Of Chrysostom Chufi
One would – in my opinion – reasonably be expected – that a period of general decrease in interest rates such as the one we have been in from June 2024 would be an opportunity for banks to correct “distortions” regarding the borrowing costs. Fuck! 13 months of interest rate reductions seems to be not enough and Greek banks continue to give the most expensive loans to the eurozone.
The updated European Central Bank data for July are revealing.
Starting with life loans, it is clear that Greek banks do not “multiply” to pay a fixed interest rate for more than 5 years so the corresponding loans are very expensive. Even finding the house, he will … pay very expensive.
For mortgage At a fixed interest rate of 5-10 years, Greek borrowers face the 4th highest cost, having even climbed a position from 5th last year:
- Estonia 9.37%
- Latvia 8.72%
- Lithuania 6.42%
- Greece 4.34%
Same image, 4th highest cost and for the loans with a fixed interest rate over 10 years of age:
- Estonia 12.98%
- Slovakia 4.71%
- Latvia 4.18%
- Greece 3.74%
It should be said, however, that in mortgages at 1 year fixed interest rate we are below average with 3.36% versus 3.56% as well as housing at a fixed interest rate of 1 to 5 years with 3.2% versus 3.39%. And here, the asterisk of the Baltic countries have to come in, whose loans are much more expensive than the rest, increasing the final average.

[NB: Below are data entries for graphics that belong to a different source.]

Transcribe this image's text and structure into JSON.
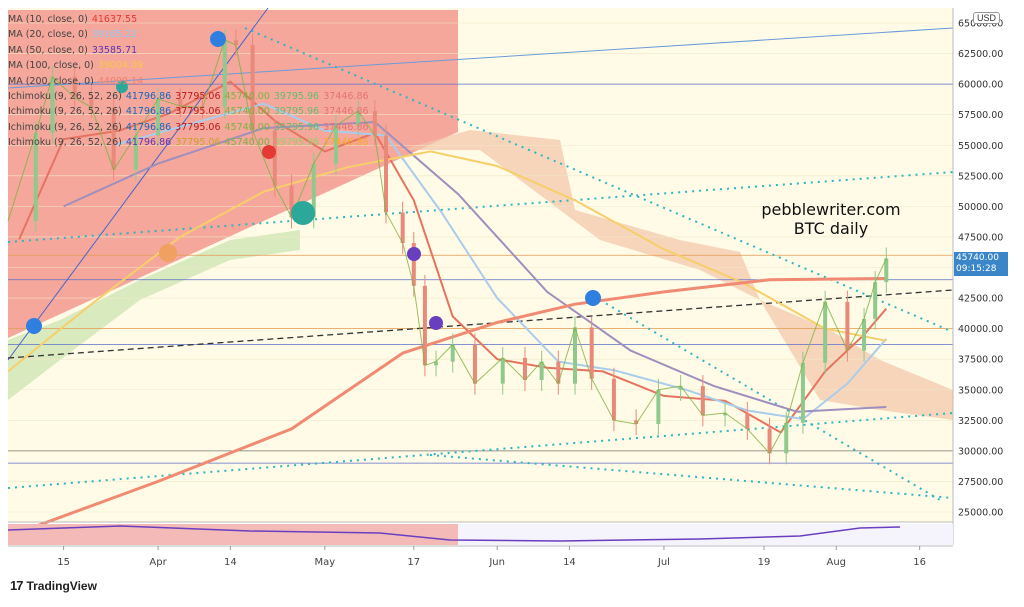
{
  "legend": [
    {
      "name": "MA (10, close, 0)",
      "values": [
        {
          "text": "41637.55",
          "color": "#e53935"
        }
      ]
    },
    {
      "name": "MA (20, close, 0)",
      "values": [
        {
          "text": "39165.22",
          "color": "#90caf9"
        }
      ]
    },
    {
      "name": "MA (50, close, 0)",
      "values": [
        {
          "text": "33585.71",
          "color": "#5e35b1"
        }
      ]
    },
    {
      "name": "MA (100, close, 0)",
      "values": [
        {
          "text": "39004.09",
          "color": "#f9c846"
        }
      ]
    },
    {
      "name": "MA (200, close, 0)",
      "values": [
        {
          "text": "44099.14",
          "color": "#f0806a"
        }
      ]
    },
    {
      "name": "Ichimoku (9, 26, 52, 26)",
      "values": [
        {
          "text": "41796.86",
          "color": "#1565c0"
        },
        {
          "text": "37795.06",
          "color": "#b71c1c"
        },
        {
          "text": "45740.00",
          "color": "#7cb342"
        },
        {
          "text": "39795.96",
          "color": "#66bb6a"
        },
        {
          "text": "37446.86",
          "color": "#e57373"
        }
      ]
    },
    {
      "name": "Ichimoku (9, 26, 52, 26)",
      "values": [
        {
          "text": "41796.86",
          "color": "#1565c0"
        },
        {
          "text": "37795.06",
          "color": "#b71c1c"
        },
        {
          "text": "45740.00",
          "color": "#7cb342"
        },
        {
          "text": "39795.96",
          "color": "#66bb6a"
        },
        {
          "text": "37446.86",
          "color": "#e57373"
        }
      ]
    },
    {
      "name": "Ichimoku (9, 26, 52, 26)",
      "values": [
        {
          "text": "41796.86",
          "color": "#1565c0"
        },
        {
          "text": "37795.06",
          "color": "#b71c1c"
        },
        {
          "text": "45740.00",
          "color": "#7cb342"
        },
        {
          "text": "39795.96",
          "color": "#66bb6a"
        },
        {
          "text": "37446.86",
          "color": "#e57373"
        }
      ]
    },
    {
      "name": "Ichimoku (9, 26, 52, 26)",
      "values": [
        {
          "text": "41796.86",
          "color": "#5e35b1"
        },
        {
          "text": "37795.06",
          "color": "#c9a227"
        },
        {
          "text": "45740.00",
          "color": "#7cb342"
        },
        {
          "text": "39795.96",
          "color": "#9ccc65"
        },
        {
          "text": "37446.86",
          "color": "#f9a825"
        }
      ]
    }
  ],
  "annotation": {
    "line1": "pebblewriter.com",
    "line2": "BTC daily"
  },
  "currency": "USD",
  "last_price": {
    "value": "45740.00",
    "time": "09:15:28"
  },
  "brand": {
    "logo": "17",
    "name": "TradingView"
  },
  "chart_data": {
    "type": "line",
    "title": "",
    "ylim": [
      24000,
      66000
    ],
    "y_ticks": [
      25000,
      27500,
      30000,
      32500,
      35000,
      37500,
      40000,
      42500,
      45000,
      47500,
      50000,
      52500,
      55000,
      57500,
      60000,
      62500,
      65000
    ],
    "y_tick_labels": [
      "25000.00",
      "27500.00",
      "30000.00",
      "32500.00",
      "35000.00",
      "37500.00",
      "40000.00",
      "42500.00",
      "45000.00",
      "47500.00",
      "50000.00",
      "52500.00",
      "55000.00",
      "57500.00",
      "60000.00",
      "62500.00",
      "65000.00"
    ],
    "x_ticks": [
      "15",
      "Apr",
      "14",
      "May",
      "17",
      "Jun",
      "14",
      "Jul",
      "19",
      "Aug",
      "16"
    ],
    "x_range": [
      "2021-03-05",
      "2021-08-22"
    ],
    "x_tick_dates": [
      "2021-03-15",
      "2021-04-01",
      "2021-04-14",
      "2021-05-01",
      "2021-05-17",
      "2021-06-01",
      "2021-06-14",
      "2021-07-01",
      "2021-07-19",
      "2021-08-01",
      "2021-08-16"
    ],
    "close_series": [
      [
        "2021-03-05",
        48800
      ],
      [
        "2021-03-10",
        56000
      ],
      [
        "2021-03-13",
        60600
      ],
      [
        "2021-03-17",
        58900
      ],
      [
        "2021-03-20",
        58100
      ],
      [
        "2021-03-24",
        53000
      ],
      [
        "2021-03-28",
        55800
      ],
      [
        "2021-04-01",
        58800
      ],
      [
        "2021-04-05",
        58200
      ],
      [
        "2021-04-09",
        58100
      ],
      [
        "2021-04-13",
        63600
      ],
      [
        "2021-04-15",
        63200
      ],
      [
        "2021-04-18",
        56200
      ],
      [
        "2021-04-22",
        51700
      ],
      [
        "2021-04-25",
        49100
      ],
      [
        "2021-04-29",
        53500
      ],
      [
        "2021-05-03",
        56600
      ],
      [
        "2021-05-07",
        57800
      ],
      [
        "2021-05-10",
        55800
      ],
      [
        "2021-05-12",
        49500
      ],
      [
        "2021-05-15",
        47000
      ],
      [
        "2021-05-17",
        43500
      ],
      [
        "2021-05-19",
        37000
      ],
      [
        "2021-05-21",
        37300
      ],
      [
        "2021-05-24",
        38700
      ],
      [
        "2021-05-28",
        35500
      ],
      [
        "2021-06-02",
        37600
      ],
      [
        "2021-06-06",
        35800
      ],
      [
        "2021-06-09",
        37300
      ],
      [
        "2021-06-12",
        35500
      ],
      [
        "2021-06-15",
        40100
      ],
      [
        "2021-06-18",
        35900
      ],
      [
        "2021-06-22",
        32500
      ],
      [
        "2021-06-26",
        32200
      ],
      [
        "2021-06-30",
        35000
      ],
      [
        "2021-07-04",
        35300
      ],
      [
        "2021-07-08",
        32900
      ],
      [
        "2021-07-12",
        33100
      ],
      [
        "2021-07-16",
        31800
      ],
      [
        "2021-07-20",
        29800
      ],
      [
        "2021-07-23",
        32300
      ],
      [
        "2021-07-26",
        37200
      ],
      [
        "2021-07-30",
        42200
      ],
      [
        "2021-08-03",
        38200
      ],
      [
        "2021-08-06",
        40800
      ],
      [
        "2021-08-08",
        43800
      ],
      [
        "2021-08-10",
        45740
      ]
    ],
    "series": [
      {
        "name": "MA (10, close, 0)",
        "color": "#e57360",
        "points": [
          [
            "2021-03-07",
            47300
          ],
          [
            "2021-03-15",
            55500
          ],
          [
            "2021-03-25",
            56200
          ],
          [
            "2021-04-03",
            57600
          ],
          [
            "2021-04-14",
            60200
          ],
          [
            "2021-04-22",
            57000
          ],
          [
            "2021-05-01",
            54500
          ],
          [
            "2021-05-10",
            56000
          ],
          [
            "2021-05-17",
            50500
          ],
          [
            "2021-05-24",
            41000
          ],
          [
            "2021-06-01",
            37500
          ],
          [
            "2021-06-10",
            36800
          ],
          [
            "2021-06-20",
            36500
          ],
          [
            "2021-07-01",
            34500
          ],
          [
            "2021-07-12",
            34100
          ],
          [
            "2021-07-22",
            31500
          ],
          [
            "2021-07-30",
            36500
          ],
          [
            "2021-08-06",
            39500
          ],
          [
            "2021-08-10",
            41637
          ]
        ]
      },
      {
        "name": "MA (20, close, 0)",
        "color": "#a9cdea",
        "points": [
          [
            "2021-03-24",
            55000
          ],
          [
            "2021-04-05",
            56500
          ],
          [
            "2021-04-20",
            58400
          ],
          [
            "2021-05-01",
            56200
          ],
          [
            "2021-05-12",
            55800
          ],
          [
            "2021-05-22",
            49500
          ],
          [
            "2021-06-01",
            42500
          ],
          [
            "2021-06-12",
            37300
          ],
          [
            "2021-06-22",
            36600
          ],
          [
            "2021-07-05",
            35000
          ],
          [
            "2021-07-16",
            33300
          ],
          [
            "2021-07-26",
            32600
          ],
          [
            "2021-08-03",
            35500
          ],
          [
            "2021-08-10",
            39165
          ]
        ]
      },
      {
        "name": "MA (50, close, 0)",
        "color": "#9e8fbe",
        "points": [
          [
            "2021-03-15",
            50000
          ],
          [
            "2021-04-01",
            53500
          ],
          [
            "2021-04-20",
            56400
          ],
          [
            "2021-05-10",
            56900
          ],
          [
            "2021-05-25",
            51000
          ],
          [
            "2021-06-10",
            43000
          ],
          [
            "2021-06-25",
            38200
          ],
          [
            "2021-07-10",
            35300
          ],
          [
            "2021-07-25",
            33200
          ],
          [
            "2021-08-10",
            33585
          ]
        ]
      },
      {
        "name": "MA (100, close, 0)",
        "color": "#f6cf6a",
        "points": [
          [
            "2021-03-05",
            36500
          ],
          [
            "2021-03-20",
            42000
          ],
          [
            "2021-04-05",
            47500
          ],
          [
            "2021-04-20",
            51200
          ],
          [
            "2021-05-05",
            53200
          ],
          [
            "2021-05-20",
            54500
          ],
          [
            "2021-06-01",
            53300
          ],
          [
            "2021-06-15",
            50500
          ],
          [
            "2021-07-01",
            46500
          ],
          [
            "2021-07-15",
            43800
          ],
          [
            "2021-07-30",
            40000
          ],
          [
            "2021-08-10",
            39004
          ]
        ]
      },
      {
        "name": "MA (200, close, 0)",
        "color": "#f08a72",
        "points": [
          [
            "2021-03-08",
            23500
          ],
          [
            "2021-04-01",
            27500
          ],
          [
            "2021-04-25",
            31800
          ],
          [
            "2021-05-15",
            38000
          ],
          [
            "2021-06-01",
            40500
          ],
          [
            "2021-06-15",
            42000
          ],
          [
            "2021-07-01",
            43000
          ],
          [
            "2021-07-20",
            44000
          ],
          [
            "2021-08-10",
            44099
          ]
        ]
      }
    ]
  }
}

Even more adverse the picture in the “sinner” for our country consumer loans where we have third parties more expensive again behind 2 Baltic countries. We had the same position at such a time last year, and it is the category in which there is a lesser reduction in the Greece – average gap:
- Estonia 14.04%
- Latvia 13.08%
- Greece 10.45%
Much better in business loans with Greek companies facing the 7th highest loan charges up to 250,000 € with up to 3 months of fixed interest rate and with a very high scissors (1.2 points) compared to the Community average:
- Latvia 6.04%
- Ireland 5.78%
- Finland 5.33%
- Estonia 5.06%
- Luxembourg 5.01%
- Maltese 4.9%
- Greece 4.73%
In this category, even the average shear has almost doubled in one year. At 1.2 points from 0.63 last year in the corresponding period. 7th worst position and at loans of over 1m euros and fixed interest rate for 3 months:
- Latvia 5.27
- Ireland 4.84%
- Maltese 4.31%
- Lithuania 4.16%
- Estonia 3.9%
- Slovakia 3.74%
- Greece 3.71%
Worthy of reference and the expansion of the gap with the average, though much smaller than the previous category (from 0.36 points to 0.47).
The heartbreaking picture of Greek consumers fills the interest rates that (not) are given.
For time deposits up to 1 year Greek depositors
They enjoy (sic) from the lowest interest rates in the eurozone:
- Cyprus 1.21%
- Slovenia 1.32%
- Malta 1.58%
- Ireland 1.61%
- Belgium 1.65%
- Portugal 1.66%
- Greece 1.69%
Here the average gap has been reduced to half and 0.19 points.
Source: Skai
I am Janice Wiggins, and I am an author at News Bulletin 247, and I mostly cover economy news. I have a lot of experience in this field, and I know how to get the information that people need. I am a very reliable source, and I always make sure that my readers can trust me.